Hace ocho años comencé a escribir en este medio de comunicación, sí a propósito de tener tal vez todavía un pie allá en casa – qué es la casa para un migrante, podríamos preguntar, o dónde – pero también debido a la subrepticia y siempre inesperada llegada al poder de Donald Trump en Estados Unidos. Creo que vale la pena retomar este ejercicio siempre retórico, como casi todo ejercicio de escritura, especialmente el periodístico, de relatar la vida de este lado de la línea imaginaria, terrible, inevitable y jubilosa que es la frontera entre el aquí y el allá.
Desde Texas, las cosas se sienten distintas ahora. Trump llega en condiciones distintas en 2025 que en 2017. Sí por haber ganado el voto popular, aunque por un margen bastante delgado en la votación, pero sobre todo porque ya no se trata de un error estadístico, o tal vez de una anomalía en el electorado. Esa opción que parecía la aberración más irreverente en el pasado – aunque no lo era – se revela como el sentimiento de una mayoría de los ciudadanos estadounidenses que votamos el noviembre pasado. Lo que parece evidente tras una primera semana de gobierno es que los ciudadanos de a pie, esos que estaban preocupados por la inflación y los precios de la canasta básica, esos que se desvivían por bajar las tasas de interés o por el acceso a créditos más baratos, no dimensionaron la agenda ideológica y las acciones de opresión política que se vienen con la nueva administración.
La gente, a fin de cuentas, no vota con la cabeza, sino con las emociones. Vota, así como en México, por una narrativa de la realidad que refuerza su propia experiencia de vida, esa de carencia y de falta de acceso al milagro prometido por el progreso y el capital. Vota por el mártir, aquel que viene a redimir los errores del pasado, aquel que puede restaurar el orden perdido de un mundo hostil hacia las mayorías. Vota por aquel hombre blanco que le dará de vuelta orden a quienes merecen el poder y expulsará a quienes han usurpado ese poder de maneras indebidas, ilegales. Todos nosotros, aquellos que no pertenecemos a esa idea de pertenencia y de unidad nacional, somos entonces siempre los que están de más, no importa las formas. Esa es la narrativa que ganó la elección en noviembre y que deja de importar ahora.
La realidad es la siguiente: estamos a merced de aquellas tecnologías del poder a las que les hemos cedido, voluntariamente, nuestra libertad, nuestra información, nuestra intimidad. Esas cosas que nos parecen tan inocentes – Instagram, Facebook, TikTok, y un larguísimo etcétera – son también esas tecnologías que ahora van a jugar en contra de los más desprotegidos.

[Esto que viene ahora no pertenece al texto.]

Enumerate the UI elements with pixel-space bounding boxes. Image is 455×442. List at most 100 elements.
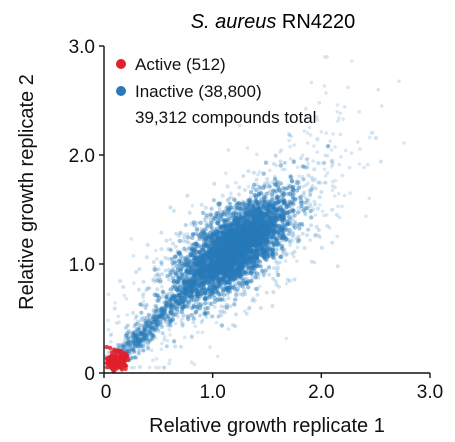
inactive-point (252, 226, 257, 231)
inactive-point (125, 323, 130, 328)
inactive-point (243, 270, 248, 275)
inactive-point (289, 179, 295, 184)
inactive-point (164, 304, 169, 308)
inactive-point (154, 327, 159, 331)
inactive-point (137, 339, 142, 344)
inactive-point (144, 337, 149, 342)
inactive-point (197, 291, 201, 295)
inactive-point (228, 255, 233, 260)
inactive-point (162, 337, 166, 342)
inactive-point (160, 311, 165, 316)
inactive-point (177, 292, 182, 297)
inactive-point (186, 293, 190, 298)
inactive-point (184, 297, 188, 301)
inactive-point (223, 261, 228, 266)
inactive-point (174, 309, 179, 314)
inactive-point (139, 310, 144, 315)
inactive-point (179, 299, 184, 304)
inactive-point (169, 303, 174, 308)
inactive-point (202, 311, 206, 316)
inactive-point (283, 259, 288, 263)
inactive-point (178, 299, 183, 304)
inactive-point (355, 140, 360, 144)
inactive-point (177, 304, 182, 309)
inactive-point (236, 280, 241, 284)
inactive-point (290, 184, 296, 190)
inactive-point (185, 232, 190, 236)
inactive-point (337, 215, 342, 220)
inactive-point (133, 341, 138, 345)
inactive-point (236, 256, 241, 261)
inactive-point (165, 303, 170, 308)
inactive-point (142, 336, 147, 341)
inactive-point (232, 257, 237, 262)
inactive-point (181, 290, 186, 295)
inactive-point (341, 117, 346, 121)
inactive-point (183, 286, 188, 291)
inactive-point (275, 270, 279, 274)
inactive-point (292, 143, 297, 147)
inactive-point (234, 312, 239, 317)
inactive-point (195, 239, 199, 244)
inactive-point (145, 345, 150, 350)
inactive-point (221, 247, 226, 252)
inactive-point (208, 230, 213, 235)
inactive-point (141, 295, 145, 299)
inactive-point (170, 304, 175, 309)
inactive-point (260, 204, 265, 209)
inactive-point (126, 339, 131, 343)
inactive-point (118, 279, 123, 284)
inactive-point (175, 301, 179, 306)
inactive-point (126, 336, 131, 341)
inactive-point (139, 338, 144, 343)
inactive-point (146, 320, 150, 324)
inactive-point (249, 255, 254, 261)
inactive-point (312, 260, 317, 265)
inactive-point (279, 148, 284, 152)
inactive-point (173, 254, 178, 259)
inactive-point (148, 328, 153, 333)
inactive-point (259, 240, 264, 244)
inactive-point (147, 286, 152, 290)
inactive-point (287, 133, 292, 138)
inactive-point (223, 256, 228, 261)
inactive-point (189, 281, 194, 286)
inactive-point (266, 231, 271, 235)
inactive-point (144, 332, 148, 337)
inactive-point (136, 337, 141, 342)
inactive-point (148, 325, 153, 329)
inactive-point (181, 277, 186, 282)
inactive-point (159, 307, 164, 312)
inactive-point (251, 238, 256, 244)
inactive-point (315, 115, 319, 119)
inactive-point (303, 165, 307, 170)
inactive-point (315, 118, 320, 122)
inactive-point (305, 156, 310, 161)
inactive-point (123, 336, 128, 341)
inactive-point (169, 295, 174, 300)
inactive-point (169, 302, 174, 307)
inactive-point (250, 218, 255, 223)
inactive-point (132, 349, 137, 354)
inactive-point (136, 334, 141, 339)
inactive-point (132, 365, 136, 370)
inactive-point (322, 84, 327, 88)
inactive-point (134, 333, 138, 338)
inactive-point (139, 337, 144, 342)
inactive-point (137, 337, 142, 342)
inactive-point (128, 347, 133, 352)
inactive-point (335, 264, 340, 269)
inactive-point (336, 204, 340, 209)
inactive-point (296, 210, 301, 215)
inactive-point (224, 245, 228, 250)
inactive-point (155, 319, 160, 324)
inactive-point (258, 170, 262, 174)
inactive-point (158, 313, 163, 318)
inactive-point (106, 327, 111, 332)
inactive-point (158, 322, 163, 327)
inactive-point (312, 144, 316, 148)
inactive-point (159, 230, 164, 235)
inactive-point (243, 282, 248, 287)
inactive-point (136, 345, 140, 349)
inactive-point (195, 278, 200, 283)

Aquellos quienes usan los servicios “gratuitos” de Google, Apple, y compañía, para comunicarse con sus familias en Venezuela, Cuba, Colombia, México… también ceden sus datos al sistema que ahora los encontrará con toda facilidad. Y algunos se preocupan por el hecho de que China tenga esos datos de nuestros dispositivos. Hazme el favor. El Estado tiene eso y más. La policía tiene eso y más.
Con Trump comienza el otro lado del presente, la nueva era policial de Estados Unidos contra los mismos sujetos de siempre. Bajo el lenguaje securitario, ese mismo lenguaje que ha justificado tantas injusticias, intervenciones, guerras, genocidios antes, el Estado norteamericano se empeña en romper su propio récord de deportación, ese de los años 30’s durante la Gran Depresión. Si en aquel entonces fueron deportados casi dos millones de mexicanos, ahora será mucho más fácil de encontrar. Y no podemos olvidar que, en este lenguaje de emergencia nacional, no hay garantía ni derecho que valga. Como lo dijo ya tantas veces Michel Foucault, y se sigue cumpliendo: la libertad es también una tecnología del poder.